TRF-1 reverte redução da Terra Indígena Taego Ãwa, dos Avá-Canoeiro do Araguaia

Em importante vitória do povo Avá-Canoeiro do Araguaia, Tribunal revogou parte da sentença que reduzia arbitrariamente terra de povo quase dizimado na década de 1970 no Tocantins

POR TIAGO MIOTTO, DA ASSESSORIA DE COMUNICAÇÃO DO CIMI

O povo Avá-Canoeiro do Araguaia obteve uma importante vitória no Tribunal Regional Federal da 1ª Região (TRF-1). Por unanimidade, a quinta turma do tribunal decidiu reverter uma decisão da Justiça Federal de Gurupi (TO) que havia reduzido em cerca de 30% a Terra Indígena (TI) Taego Ãwa, que se encontra em processo avançado de demarcação.

Além de reverter a redução da TI, o Tribunal determinou um prazo de 15 meses para que a União, a Fundação Nacional do Índio (Funai) e o Instituto Nacional de Colonização e Reforma Agrária (Incra) concluam a demarcação da terra indígena. A TI Taego Ãwa teve seu relatório de identificação e delimitação publicado pela Funai em 2012 e, em 2016, o Ministério da Justiça publicou a portaria declaratória reconhecendo-a como terra de ocupação tradicional dos Avá-Canoeiro.

Os passos seguintes para a demarcação são a homologação e a desintrusão da área. O TRF-1 definiu ainda um prazo de 12 meses, a contar do trânsito em julgado do processo, para que seja concluída a desintrusão do território, com o reassentamento das famílias de pequenos agricultores que vivem no local e o pagamento das benfeitorias a detentores de títulos de propriedade de boa-fé incidentes sobre a TI.

A decisão, tomada nesta quarta-feira (28) durante sessão semipresencial em Brasília (DF), abre caminho para que o Estado brasileiro comece a reparar uma das mais graves violações praticadas na Ditadura Militar contra povos indígenas no país.

Sob o regime autoritário, a Funai protagonizou, na década de 1970, um contato forçado que quase resultou no extermínio dos Avá-Canoeiro do Araguaia. A violenta e desastrosa ação ocorreu após décadas de violações e esbulhos contra o povo, que foi forçado a se refugiar em áreas cada vez menores de seu território, que compreende a totalidade da TI Taego Ãwa.

“Foi uma importante vitória do povo Avá-Canoeiro no TRF-1, no recurso de apelação que o povo interpôs contra uma sentença do juiz de primeiro grau de Gurupi”, explica Rafael Modesto dos Santos, assessor jurídico do Conselho Indigenista Missionário (Cimi) e advogado do povo Avá-Canoeiro no processo judicial.

“O tribunal decidiu revogar parcialmente a sentença, na parte em que diminuiu os limites do território, e garantir o acesso à totalidade do território para fins de ocupação tradicional, sobrevivência física e cultural do povo Avá-Canoeiro, um povo historicamente injustiçado, que passou por massacres, inclusive em um período recente da nossa história”, avalia o advogado.

“A gente está bastante feliz, porque a gente já veio do começo lutando pela finalização da demarcação, e a gente aos poucos está conseguindo.
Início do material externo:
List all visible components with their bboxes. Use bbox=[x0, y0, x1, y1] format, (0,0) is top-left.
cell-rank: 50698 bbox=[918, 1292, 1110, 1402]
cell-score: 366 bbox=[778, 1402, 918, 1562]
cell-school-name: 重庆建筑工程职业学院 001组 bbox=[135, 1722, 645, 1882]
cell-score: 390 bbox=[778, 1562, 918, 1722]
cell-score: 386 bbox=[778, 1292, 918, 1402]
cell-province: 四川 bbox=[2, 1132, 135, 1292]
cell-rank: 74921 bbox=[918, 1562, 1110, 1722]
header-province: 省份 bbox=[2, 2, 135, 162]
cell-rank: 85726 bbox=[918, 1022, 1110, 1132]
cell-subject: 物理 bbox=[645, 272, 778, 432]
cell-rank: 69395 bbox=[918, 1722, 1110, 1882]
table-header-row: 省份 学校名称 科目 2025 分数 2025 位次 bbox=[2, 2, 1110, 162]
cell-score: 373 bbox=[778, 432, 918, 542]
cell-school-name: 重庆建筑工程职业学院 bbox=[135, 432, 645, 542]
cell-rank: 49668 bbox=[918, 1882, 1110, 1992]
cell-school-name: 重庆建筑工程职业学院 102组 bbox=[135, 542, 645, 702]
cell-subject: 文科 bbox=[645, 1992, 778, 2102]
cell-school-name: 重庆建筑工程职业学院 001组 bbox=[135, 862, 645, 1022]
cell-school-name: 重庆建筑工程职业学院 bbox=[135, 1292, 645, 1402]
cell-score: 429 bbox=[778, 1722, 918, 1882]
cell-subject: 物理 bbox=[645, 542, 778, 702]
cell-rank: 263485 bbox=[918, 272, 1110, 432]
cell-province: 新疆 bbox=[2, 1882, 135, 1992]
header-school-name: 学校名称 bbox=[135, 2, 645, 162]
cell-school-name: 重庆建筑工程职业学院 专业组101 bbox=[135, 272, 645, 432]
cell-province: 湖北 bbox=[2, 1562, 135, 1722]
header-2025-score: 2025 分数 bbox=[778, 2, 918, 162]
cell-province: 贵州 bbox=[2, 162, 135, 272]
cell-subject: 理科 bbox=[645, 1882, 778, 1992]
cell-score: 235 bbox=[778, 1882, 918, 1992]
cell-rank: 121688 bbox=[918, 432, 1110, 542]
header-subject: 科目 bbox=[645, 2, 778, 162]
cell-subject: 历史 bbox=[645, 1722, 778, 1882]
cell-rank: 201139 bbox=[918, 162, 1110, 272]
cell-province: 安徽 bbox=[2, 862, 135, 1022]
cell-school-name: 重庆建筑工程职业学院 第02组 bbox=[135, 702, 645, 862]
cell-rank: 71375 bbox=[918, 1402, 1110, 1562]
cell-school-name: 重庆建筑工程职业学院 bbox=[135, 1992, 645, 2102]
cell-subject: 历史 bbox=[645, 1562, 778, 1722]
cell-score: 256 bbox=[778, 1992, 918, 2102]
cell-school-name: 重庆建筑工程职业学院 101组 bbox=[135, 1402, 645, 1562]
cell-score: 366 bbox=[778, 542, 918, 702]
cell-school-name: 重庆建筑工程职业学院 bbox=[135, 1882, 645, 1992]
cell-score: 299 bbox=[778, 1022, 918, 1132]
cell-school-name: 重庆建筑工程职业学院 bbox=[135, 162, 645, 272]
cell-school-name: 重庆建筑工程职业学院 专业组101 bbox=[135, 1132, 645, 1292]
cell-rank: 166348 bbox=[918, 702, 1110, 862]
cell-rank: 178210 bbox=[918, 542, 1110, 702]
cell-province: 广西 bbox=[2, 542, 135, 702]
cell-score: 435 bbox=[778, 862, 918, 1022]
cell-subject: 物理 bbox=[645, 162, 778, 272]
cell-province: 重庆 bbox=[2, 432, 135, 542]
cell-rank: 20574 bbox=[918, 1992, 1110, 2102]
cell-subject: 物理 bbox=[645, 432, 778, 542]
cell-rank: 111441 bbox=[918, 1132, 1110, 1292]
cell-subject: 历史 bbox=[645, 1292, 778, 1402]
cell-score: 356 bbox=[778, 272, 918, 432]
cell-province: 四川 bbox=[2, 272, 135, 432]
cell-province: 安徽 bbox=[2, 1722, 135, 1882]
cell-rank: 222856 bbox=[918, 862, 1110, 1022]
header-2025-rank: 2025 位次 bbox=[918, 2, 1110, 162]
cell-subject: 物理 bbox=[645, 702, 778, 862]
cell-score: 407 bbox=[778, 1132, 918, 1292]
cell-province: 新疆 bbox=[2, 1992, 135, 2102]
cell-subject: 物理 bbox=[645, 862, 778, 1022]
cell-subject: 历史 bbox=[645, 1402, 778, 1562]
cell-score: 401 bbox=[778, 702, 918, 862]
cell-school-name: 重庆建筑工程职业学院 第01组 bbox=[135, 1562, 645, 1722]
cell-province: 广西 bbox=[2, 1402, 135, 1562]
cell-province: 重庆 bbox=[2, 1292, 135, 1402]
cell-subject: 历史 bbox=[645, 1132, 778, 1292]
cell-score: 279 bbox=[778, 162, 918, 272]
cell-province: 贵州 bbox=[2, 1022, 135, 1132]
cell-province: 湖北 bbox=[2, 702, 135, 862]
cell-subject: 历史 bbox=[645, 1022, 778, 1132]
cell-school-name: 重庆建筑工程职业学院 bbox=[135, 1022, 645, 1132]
Agora é aguardar a finalização da Funai e do Incra e seguir em frente”, comemora Wapoxire Ãwa, cacique dos Avá-Canoeiro do Araguaia.

“Essa terra é muito importante para nós. Não só para mim, porque pode ser que demore, pode ser que amanhã eu não esteja mais aqui, mas eu estou aqui em Brasília lutando por um direito que é da minha filha, que é do meu neto, que mais para frente vai nascer”, celebra Jãtemy Ãwa.

“A história do povo Avá-Canoeiro do Araguaia, o povo Ãwa, é uma história de séculos e, mais recentemente, décadas de massacres e de genocídio”

Redução de TI e invasão de competência

A decisão do TRF-1 atendeu a uma apelação feita pelo próprio povo Avá-Canoeiro, pelo Ministério Público Federal (MPF) e pela Funai contra a decisão de primeira instância proferida pelo juiz Eduardo de Assis Ribeiro Filho, da Justiça Federal de Gurupi, em novembro de 2022.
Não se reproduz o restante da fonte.